Avant de vous laisser à votre dimanche, seul ou en famille, j’avais envie de partager quelques mots de Philip Roth qui ici dans cet extrait de la pastorale américaine ne parle pas tout à fait de la famille, quoique. Je vous lis l’extrait. « La dernière question soumise à la classe était qu’est-ce que la vie ? La réponse de Mary avait fait rire sous cap son père et sa mère ce soir-là. En effet, pendant que les autres élèves transpiraient avec zèle sur leurs idées pseudo profondes, Mary, après avoir passé une heure à réfléchir, avait écrit une seule phrase, péremptoire, loin des platitudes. « La vie n’est qu’une courte période de temps pendant laquelle on est vivant ».
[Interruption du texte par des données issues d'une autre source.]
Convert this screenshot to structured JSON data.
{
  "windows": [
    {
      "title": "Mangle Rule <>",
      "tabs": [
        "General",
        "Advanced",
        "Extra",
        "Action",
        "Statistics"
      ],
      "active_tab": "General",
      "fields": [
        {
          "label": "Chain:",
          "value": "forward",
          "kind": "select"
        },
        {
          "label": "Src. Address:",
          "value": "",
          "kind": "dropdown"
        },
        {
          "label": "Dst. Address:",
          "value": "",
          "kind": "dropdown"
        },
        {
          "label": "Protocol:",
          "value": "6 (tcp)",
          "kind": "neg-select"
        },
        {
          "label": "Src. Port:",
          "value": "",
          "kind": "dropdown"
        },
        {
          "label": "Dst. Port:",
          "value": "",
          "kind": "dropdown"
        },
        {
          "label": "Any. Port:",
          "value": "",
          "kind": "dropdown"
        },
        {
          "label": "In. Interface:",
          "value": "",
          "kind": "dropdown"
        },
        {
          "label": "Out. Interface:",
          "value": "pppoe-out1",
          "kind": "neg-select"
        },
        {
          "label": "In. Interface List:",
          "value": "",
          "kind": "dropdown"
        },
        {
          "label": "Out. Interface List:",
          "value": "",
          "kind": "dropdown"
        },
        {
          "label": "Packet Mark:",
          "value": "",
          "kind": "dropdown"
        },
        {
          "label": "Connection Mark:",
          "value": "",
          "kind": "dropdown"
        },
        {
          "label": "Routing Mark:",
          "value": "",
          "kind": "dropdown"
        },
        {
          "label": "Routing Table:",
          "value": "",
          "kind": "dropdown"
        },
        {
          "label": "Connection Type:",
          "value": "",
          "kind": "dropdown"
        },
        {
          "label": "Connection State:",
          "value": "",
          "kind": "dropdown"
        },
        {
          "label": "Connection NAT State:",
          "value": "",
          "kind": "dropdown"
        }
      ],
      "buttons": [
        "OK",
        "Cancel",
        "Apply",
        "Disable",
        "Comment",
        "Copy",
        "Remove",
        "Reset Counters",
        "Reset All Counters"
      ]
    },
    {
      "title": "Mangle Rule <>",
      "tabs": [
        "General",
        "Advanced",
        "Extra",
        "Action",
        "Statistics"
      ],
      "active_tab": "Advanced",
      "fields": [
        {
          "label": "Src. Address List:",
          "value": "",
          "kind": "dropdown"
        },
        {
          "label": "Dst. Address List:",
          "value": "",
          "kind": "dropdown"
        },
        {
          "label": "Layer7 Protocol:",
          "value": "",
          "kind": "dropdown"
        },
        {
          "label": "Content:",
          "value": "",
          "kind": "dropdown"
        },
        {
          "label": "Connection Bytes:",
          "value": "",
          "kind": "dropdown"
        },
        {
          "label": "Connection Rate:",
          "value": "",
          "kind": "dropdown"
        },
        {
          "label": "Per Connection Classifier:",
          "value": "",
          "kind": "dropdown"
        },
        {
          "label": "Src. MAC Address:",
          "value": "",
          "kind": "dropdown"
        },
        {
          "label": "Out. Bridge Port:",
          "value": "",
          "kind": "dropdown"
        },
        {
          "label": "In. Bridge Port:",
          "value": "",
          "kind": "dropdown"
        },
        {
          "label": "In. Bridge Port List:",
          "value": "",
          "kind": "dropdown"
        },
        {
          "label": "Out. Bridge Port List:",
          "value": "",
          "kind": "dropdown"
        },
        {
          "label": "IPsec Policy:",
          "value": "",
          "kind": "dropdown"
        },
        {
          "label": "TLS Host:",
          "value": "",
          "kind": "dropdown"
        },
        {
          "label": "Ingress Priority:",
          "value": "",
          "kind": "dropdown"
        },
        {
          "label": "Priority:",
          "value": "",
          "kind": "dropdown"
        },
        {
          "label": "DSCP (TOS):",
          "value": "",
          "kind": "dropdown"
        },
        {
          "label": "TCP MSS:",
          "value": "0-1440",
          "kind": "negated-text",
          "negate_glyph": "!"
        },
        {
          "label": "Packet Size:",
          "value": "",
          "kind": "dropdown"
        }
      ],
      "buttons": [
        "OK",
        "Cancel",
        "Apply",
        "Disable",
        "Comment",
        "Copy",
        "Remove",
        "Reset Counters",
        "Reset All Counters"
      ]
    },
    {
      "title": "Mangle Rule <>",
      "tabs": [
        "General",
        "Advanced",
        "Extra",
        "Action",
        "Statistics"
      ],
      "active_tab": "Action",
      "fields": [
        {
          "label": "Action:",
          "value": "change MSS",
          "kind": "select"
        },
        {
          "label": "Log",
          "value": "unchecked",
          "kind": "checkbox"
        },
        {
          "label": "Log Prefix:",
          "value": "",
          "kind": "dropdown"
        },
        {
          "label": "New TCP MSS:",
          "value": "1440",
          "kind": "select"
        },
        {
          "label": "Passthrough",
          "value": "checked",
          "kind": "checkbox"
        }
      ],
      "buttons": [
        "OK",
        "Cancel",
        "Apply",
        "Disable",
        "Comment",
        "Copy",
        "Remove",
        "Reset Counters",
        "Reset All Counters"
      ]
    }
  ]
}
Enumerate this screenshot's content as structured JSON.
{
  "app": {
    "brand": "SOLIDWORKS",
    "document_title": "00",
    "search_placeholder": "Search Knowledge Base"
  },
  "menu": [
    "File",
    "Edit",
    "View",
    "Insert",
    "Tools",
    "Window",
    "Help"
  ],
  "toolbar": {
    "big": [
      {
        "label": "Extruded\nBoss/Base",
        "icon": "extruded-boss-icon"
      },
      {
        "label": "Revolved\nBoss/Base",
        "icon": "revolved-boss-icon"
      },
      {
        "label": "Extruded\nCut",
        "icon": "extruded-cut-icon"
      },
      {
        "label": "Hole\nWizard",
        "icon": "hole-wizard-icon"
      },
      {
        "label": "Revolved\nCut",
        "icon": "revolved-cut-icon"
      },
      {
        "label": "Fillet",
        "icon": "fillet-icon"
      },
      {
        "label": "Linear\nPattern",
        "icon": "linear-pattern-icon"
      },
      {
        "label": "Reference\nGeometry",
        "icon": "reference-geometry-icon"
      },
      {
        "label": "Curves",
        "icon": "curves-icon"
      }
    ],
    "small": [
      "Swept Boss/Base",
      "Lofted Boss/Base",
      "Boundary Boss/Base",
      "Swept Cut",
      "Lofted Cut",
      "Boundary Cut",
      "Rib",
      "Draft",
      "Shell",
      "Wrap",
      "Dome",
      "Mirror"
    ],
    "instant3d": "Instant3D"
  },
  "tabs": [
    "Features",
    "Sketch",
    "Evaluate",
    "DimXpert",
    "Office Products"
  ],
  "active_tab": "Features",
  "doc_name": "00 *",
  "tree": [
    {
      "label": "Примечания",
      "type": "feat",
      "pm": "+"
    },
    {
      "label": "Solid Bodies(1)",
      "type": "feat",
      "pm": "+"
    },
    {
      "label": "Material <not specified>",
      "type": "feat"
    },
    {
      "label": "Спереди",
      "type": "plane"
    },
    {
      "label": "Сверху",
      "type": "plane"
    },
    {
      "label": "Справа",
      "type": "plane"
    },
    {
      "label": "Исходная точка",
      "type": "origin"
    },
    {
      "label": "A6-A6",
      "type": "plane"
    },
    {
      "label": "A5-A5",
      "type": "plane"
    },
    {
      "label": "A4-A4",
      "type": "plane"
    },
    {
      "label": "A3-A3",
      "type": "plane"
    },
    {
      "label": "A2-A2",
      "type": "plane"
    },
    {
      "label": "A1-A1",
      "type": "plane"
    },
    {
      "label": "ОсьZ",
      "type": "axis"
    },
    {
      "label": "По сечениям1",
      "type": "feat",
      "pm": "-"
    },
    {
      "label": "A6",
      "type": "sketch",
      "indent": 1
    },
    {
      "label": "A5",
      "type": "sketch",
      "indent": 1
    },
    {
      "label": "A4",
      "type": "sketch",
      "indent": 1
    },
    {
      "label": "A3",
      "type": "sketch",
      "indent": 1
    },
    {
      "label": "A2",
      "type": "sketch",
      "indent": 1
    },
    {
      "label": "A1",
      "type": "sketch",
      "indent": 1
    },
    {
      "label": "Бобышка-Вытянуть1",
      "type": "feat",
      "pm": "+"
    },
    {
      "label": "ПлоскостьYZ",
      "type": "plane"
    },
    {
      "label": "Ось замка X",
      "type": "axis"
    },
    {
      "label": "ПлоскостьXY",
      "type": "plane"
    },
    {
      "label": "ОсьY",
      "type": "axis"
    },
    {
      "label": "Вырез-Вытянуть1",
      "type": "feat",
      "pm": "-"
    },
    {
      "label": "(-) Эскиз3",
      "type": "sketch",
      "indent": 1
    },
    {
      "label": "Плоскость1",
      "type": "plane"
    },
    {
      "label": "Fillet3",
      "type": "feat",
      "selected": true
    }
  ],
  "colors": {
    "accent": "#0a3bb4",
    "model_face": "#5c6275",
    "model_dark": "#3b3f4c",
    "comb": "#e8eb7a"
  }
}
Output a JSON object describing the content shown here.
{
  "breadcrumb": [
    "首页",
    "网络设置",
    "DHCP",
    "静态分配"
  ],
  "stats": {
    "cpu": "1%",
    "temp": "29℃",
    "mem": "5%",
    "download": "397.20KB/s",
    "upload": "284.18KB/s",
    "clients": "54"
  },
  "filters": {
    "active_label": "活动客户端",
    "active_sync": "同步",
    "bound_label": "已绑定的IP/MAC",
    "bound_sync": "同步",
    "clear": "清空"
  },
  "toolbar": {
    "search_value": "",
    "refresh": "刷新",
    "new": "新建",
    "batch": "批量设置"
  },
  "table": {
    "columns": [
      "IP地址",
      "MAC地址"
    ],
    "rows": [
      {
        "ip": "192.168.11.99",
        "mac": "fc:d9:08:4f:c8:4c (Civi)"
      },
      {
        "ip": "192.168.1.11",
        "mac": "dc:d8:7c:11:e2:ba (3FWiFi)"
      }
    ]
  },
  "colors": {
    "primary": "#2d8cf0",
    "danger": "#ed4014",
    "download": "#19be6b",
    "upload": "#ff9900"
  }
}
Je vous souhaite de choisir une modalité familiale qui honore le vivant et passer des fêtes aussi joyeuse et aussi paisible que le mérite votre cœur. Merci à ma famille si proche de m’avoir donné tant d’amour et merci à vous tous pour votre écoute. Merci à tous ceux qui font vivre ce podcast, qui font vivre Pénélope, mon dernier livre Le Voyage de Pénélope sorti chez Flammarion. Merci à continuer à penser, à tisser, à questionner, à créer de nouveaux espaces. Avec moi, ensemble, une grande famille. N’oubliez pas qu’il n’est pas question d’une leçon mais juste d’une proposition, d’une hypothèse qu’il vous appartient de confirmer ou non. Et en attendant de se retrouver l’année prochaine, n’oubliez pas de lire, d’oser et surtout, d’aimer.